Un film plaidoyer pour un patrimoine à ne plus oublier, et à mobiliser

Dimanche 11 mars 2018 par Alexandre Abellan

Soutenant le film, l’Association des Fruits Oubliés milite pour professionnalisation de la production de vins de cépages interdits (actuellement tolérée à titre amateur).Soutenant le film, l’Association des Fruits Oubliés milite pour professionnalisation de la production de vins de cépages interdits (actuellement tolérée à titre amateur). - crédit photo : Lumière du Jour
Bannis du vignoble français, les six hybrides américains n’ont pas dit leur dernier mot. En cours de finalisation, un documentaire languedocien part à la découverte des vignerons amateurs les sauvegardant, et militant pour leur déploiement.

« Je connais le Clinton depuis que je suis tout petit… J’ai toujours vu mon père dire à ces amis qu’il invitait : "attention, ce soir c’est vin interdit !" Il m’a fait récemment rencontrer le vigneron amateur Gilbert Bischery, qui a fait naître l’idée simple de montrer l’histoire de ce cépage dans les Cévennes » explique le réalisateur Stéphan Balay.
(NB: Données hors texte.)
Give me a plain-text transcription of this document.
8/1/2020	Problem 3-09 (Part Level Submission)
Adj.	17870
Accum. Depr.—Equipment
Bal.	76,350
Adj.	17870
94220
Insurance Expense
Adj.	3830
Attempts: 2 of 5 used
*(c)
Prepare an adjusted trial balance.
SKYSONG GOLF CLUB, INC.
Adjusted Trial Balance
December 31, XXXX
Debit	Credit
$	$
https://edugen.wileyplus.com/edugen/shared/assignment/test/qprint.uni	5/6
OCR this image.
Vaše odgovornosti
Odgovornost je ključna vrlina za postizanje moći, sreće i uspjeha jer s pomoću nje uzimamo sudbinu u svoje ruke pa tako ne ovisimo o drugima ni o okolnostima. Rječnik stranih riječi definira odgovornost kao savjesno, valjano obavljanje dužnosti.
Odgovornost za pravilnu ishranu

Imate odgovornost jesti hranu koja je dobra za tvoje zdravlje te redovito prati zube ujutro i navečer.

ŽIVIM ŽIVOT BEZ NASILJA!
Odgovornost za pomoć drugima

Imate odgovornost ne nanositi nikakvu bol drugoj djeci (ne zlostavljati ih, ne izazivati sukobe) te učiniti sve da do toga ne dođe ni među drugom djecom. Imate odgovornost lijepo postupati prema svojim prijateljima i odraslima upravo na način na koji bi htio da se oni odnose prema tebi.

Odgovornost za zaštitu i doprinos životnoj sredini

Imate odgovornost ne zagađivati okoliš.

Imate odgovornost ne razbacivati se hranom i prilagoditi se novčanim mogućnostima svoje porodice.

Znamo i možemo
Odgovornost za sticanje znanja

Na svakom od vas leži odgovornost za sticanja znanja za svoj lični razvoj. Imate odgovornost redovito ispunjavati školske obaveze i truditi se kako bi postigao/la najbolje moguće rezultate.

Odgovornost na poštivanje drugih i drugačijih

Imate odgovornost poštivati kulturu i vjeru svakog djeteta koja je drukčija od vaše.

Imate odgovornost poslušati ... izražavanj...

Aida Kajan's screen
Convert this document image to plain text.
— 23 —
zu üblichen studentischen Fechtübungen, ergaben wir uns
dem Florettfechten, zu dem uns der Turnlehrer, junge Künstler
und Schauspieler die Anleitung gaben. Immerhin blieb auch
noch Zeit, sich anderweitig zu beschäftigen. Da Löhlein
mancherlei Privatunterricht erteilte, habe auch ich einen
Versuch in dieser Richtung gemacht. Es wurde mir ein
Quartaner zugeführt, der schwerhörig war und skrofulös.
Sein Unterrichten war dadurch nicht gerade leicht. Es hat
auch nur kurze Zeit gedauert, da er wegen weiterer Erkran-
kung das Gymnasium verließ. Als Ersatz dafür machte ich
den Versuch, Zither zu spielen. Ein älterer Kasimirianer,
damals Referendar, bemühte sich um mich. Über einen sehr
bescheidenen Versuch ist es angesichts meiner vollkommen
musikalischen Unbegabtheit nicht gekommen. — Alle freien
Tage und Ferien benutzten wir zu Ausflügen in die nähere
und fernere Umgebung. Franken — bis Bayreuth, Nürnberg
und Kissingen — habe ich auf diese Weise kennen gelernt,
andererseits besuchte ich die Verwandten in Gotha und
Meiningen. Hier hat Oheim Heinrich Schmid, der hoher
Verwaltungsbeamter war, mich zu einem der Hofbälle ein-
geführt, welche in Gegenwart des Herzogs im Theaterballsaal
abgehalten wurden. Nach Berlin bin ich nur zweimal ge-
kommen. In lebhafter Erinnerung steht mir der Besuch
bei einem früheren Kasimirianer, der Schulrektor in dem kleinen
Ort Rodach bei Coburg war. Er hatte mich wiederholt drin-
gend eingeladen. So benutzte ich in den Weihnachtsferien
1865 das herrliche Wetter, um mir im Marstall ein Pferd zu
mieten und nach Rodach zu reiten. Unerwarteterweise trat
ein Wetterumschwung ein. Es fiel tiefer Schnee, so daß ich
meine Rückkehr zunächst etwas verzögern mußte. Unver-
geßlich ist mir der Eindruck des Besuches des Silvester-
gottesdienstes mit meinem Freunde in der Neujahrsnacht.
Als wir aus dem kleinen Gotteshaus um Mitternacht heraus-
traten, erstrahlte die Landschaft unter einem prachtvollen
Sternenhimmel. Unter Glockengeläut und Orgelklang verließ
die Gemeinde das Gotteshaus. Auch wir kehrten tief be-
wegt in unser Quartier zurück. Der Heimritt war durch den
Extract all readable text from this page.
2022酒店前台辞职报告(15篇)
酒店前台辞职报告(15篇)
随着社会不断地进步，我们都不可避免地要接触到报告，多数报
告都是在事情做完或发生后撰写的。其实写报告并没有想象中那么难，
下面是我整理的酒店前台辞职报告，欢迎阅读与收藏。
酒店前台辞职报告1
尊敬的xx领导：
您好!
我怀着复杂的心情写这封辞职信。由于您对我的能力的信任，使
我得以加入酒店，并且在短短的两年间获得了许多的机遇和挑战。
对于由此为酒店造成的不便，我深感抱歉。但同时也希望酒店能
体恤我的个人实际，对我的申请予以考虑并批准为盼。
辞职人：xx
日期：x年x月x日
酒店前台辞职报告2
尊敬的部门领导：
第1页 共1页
Mais dès les premiers entretiens de son film, il a rapidement perçu qu’il y avait un sujet dépassant de loin le folklore cévenol. Avec la maison de production Lumière du Jour, il a élargi l’angle de son documentaire, devenu Vitis Prohibitus : l’incroyable histoire des cépages interdits.

"Pas de nostalgie"

Une virée dans les vignobles amateurs, où des viticulteurs un brin rebelles maintiennent en production des ceps de Clinton, Concord, Herbemont, Isabelle, Jacquez, Noah et Othello. Les six Hybrides Producteurs Directs interdits depuis les années 1930 dans le vignoble français. « Ce n’est pas juste de la nostalgie du vin de grand-père, il y a une philosophie derrière pour travailler proprement la terre. C’est très bien de chercher de nouveaux cépages résistants aux maladies, mais il y a déjà des solutions qui existent » résume Stéphan Balay.

Le réalisateur précisant que les vins obtenus ne rendent pas fous et sont loin d’être mauvais. Même s’il reconnaît qu’« au départ, le Clinton je ne l’aimais pas. Je m’attendais à des Côtes-du-Rhône, mais quand j’ai compris que cela n’avait rien à voir, j’ai l’ai abordé autrement et c’est devenu intéressant. D’autres goûts sont possibles » explique Stéphan Balay.

Financement participatif

Ayant débuté lors des vendanges 2016 dans le Midi, le tournage du film s’est depuis aventuré en Autriche, en Italie et en Roumanie. Pour financer un reportage aux États-Unis, le berceau de ces six cépages, la maison de production a lancé une opération de crowdfunding (en cours jusqu’à fin mars). Prévoyant de monter son documentaire en avril, Stéphan Balay se donne pour objectif de sortir son film et réaliser de premières projections cet automne.